ANTI
Rihanna
Superstar à l’âge de 17 ans, 13 number-one hits en 6 ans, égérie des plus grands designers, 33 millions de followers sur Instagram... Y'a pas à tortiller du fion : Rihanna est une icône internationale, un véritable sex symbol et la figure tutélaire de toute une génération - pour le meilleur et pour le pire, disons-le quand même. Après 7 énormes succès commerciaux en autant d’années, la chanteuse de 27 ans n’a plus rien à prouver à personne, sauf peut-être à elle-même.

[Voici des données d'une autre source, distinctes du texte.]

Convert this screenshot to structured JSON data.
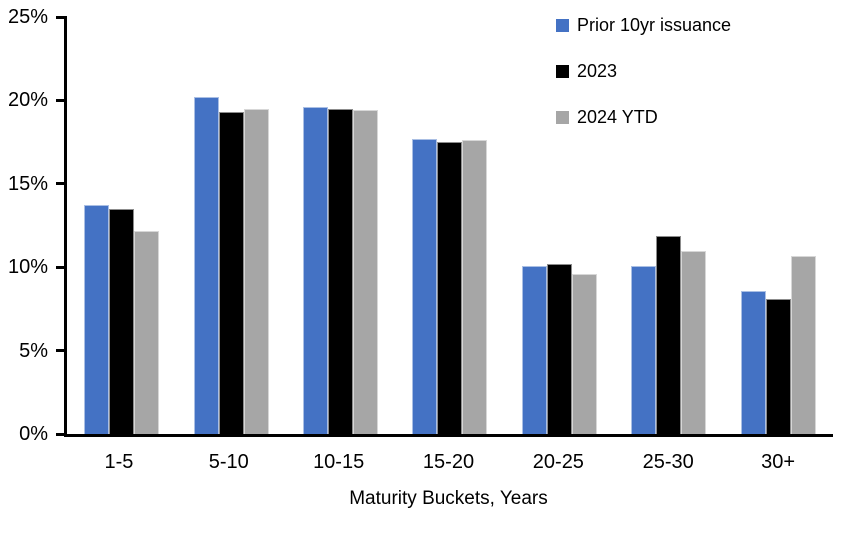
{
  "chart_data": {
    "type": "bar",
    "categories": [
      "1-5",
      "5-10",
      "10-15",
      "15-20",
      "20-25",
      "25-30",
      "30+"
    ],
    "series": [
      {
        "name": "Prior 10yr issuance",
        "color": "#4472C4",
        "values": [
          13.7,
          20.2,
          19.6,
          17.7,
          10.1,
          10.1,
          8.6
        ]
      },
      {
        "name": "2023",
        "color": "#000000",
        "values": [
          13.5,
          19.3,
          19.5,
          17.5,
          10.2,
          11.9,
          8.1
        ]
      },
      {
        "name": "2024 YTD",
        "color": "#A6A6A6",
        "values": [
          12.2,
          19.5,
          19.4,
          17.6,
          9.6,
          11.0,
          10.7
        ]
      }
    ],
    "xlabel": "Maturity Buckets, Years",
    "ylim": [
      0,
      25
    ],
    "yticks": [
      {
        "label": "0%",
        "value": 0
      },
      {
        "label": "5%",
        "value": 5
      },
      {
        "label": "10%",
        "value": 10
      },
      {
        "label": "15%",
        "value": 15
      },
      {
        "label": "20%",
        "value": 20
      },
      {
        "label": "25%",
        "value": 25
      }
    ],
    "grid": false,
    "legend_position": "top-right",
    "axis_color": "#000000"
  }
}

Aujourd'hui, 3 grosses années après un Unapologetic assez putassier et vite oublié, Rihanna revient avec un nouvel album et choisit de faire les choses différemment. Tout d'abord, ANTI n'est porté par aucun single diffusable jusqu'à l'écœurement par les radios - pas même de "Bitch Better Have My Money" au programme. Profitant du même deal avec le géant Samsung que le Magna Carta Holy Grail de son tuteur / BFF Jay-Z, le projet a été rendu disponible gratuitement sur Tidal qui récupère ainsi un trafic impressionnant – 13 millions de streams en 14 heures - et autant de nouveaux utilisateurs potentiels (il faut communiquer ses informations de contact pour obtenir le code de téléchargement gratuit). Derrière la gratuité de l'album se cache donc un concept marketing bien huilé qui fait d’ANTI un produit 2.0 qui s’intègre à merveille dans les plans de ses sponsors et intègre parfaitement les codes de son époque.
Au niveau du contenu, ANTI ventile toute la personnalité controversée de la chanteuse (amour, drogues, sexe et frustrations) au travers d'une approche musicalement inédite pour la princesse de la Barbade. Exit les Calvin Harris, Stargate et autres spécialistes des singles radio friendly sans valeur ajoutée. Sur ANTI, on retrouve Jeff Bhasker, Boi-1da, Kuk Harell, Travi$ Scott, Brian Kennedy, No I.D. ou encore du DJ Mustard à la production. Résultat, l'album propose des beats variés qui vont du R&B expérimental (« Yeah, I Said It ») au hip-pop aggressif (« Woo ») en passant par la pop psyché (« Same Ol’ Mistakes » reprend Tame Impala). Mais la vraie star du disque c’est bien RiRi. Plus que jamais (pour la première fois de sa carrière, a-t-on même envie de dire), elle ose prendre des risques en variant son timbre de voix et en testant de nouvelles intonations, quitte à se mettre en danger comme sur « Higher », appel désespéré à un amant distant.
Paradoxalement, les deux titres les moins intéressants sont assurément ceux qui marcheront le mieux. Ainsi, « Love On The Brain », balade romantique par excellence, se positionne comme un mélange subtil entre le « Thinking Out Loud » de Ed Sheeran et le « Hello » d’Adele et risque bien d’exploser tous les compteurs ces prochains mois. Quant au single « Work » - dont le refrain propose un enchainement recherché d’onomatopées à base de « wa-wa-wa » « ra-ra-ra » et « la-la-la » - il secoue déjà les timelines parce qu’il réunit le couple Riri/Drake pour une troisième fois. Bref, zappez le couplet ennuyeux du Canadien et privilégiez la contribution tout en fraîcheur de SZA sur l’inaugural « Consideration ».
Malgré quelques faiblesses – on pense à « Kiss It Better » notamment – ANTI permet à Rihanna d'entamer un virage inattendu, voire inespéré, dans sa discographie, à l’image de ce que sa grande sœur Beyoncé nous avait proposé en 2013. Ainsi, à moins d’être un gros FDP allergique à la pop contemporaine, il est vivement conseillé de jeter une oreille à ce disque qui dit pas mal de choses sur la musique grand public et les envies d'autre chose de ses têtes de gondole.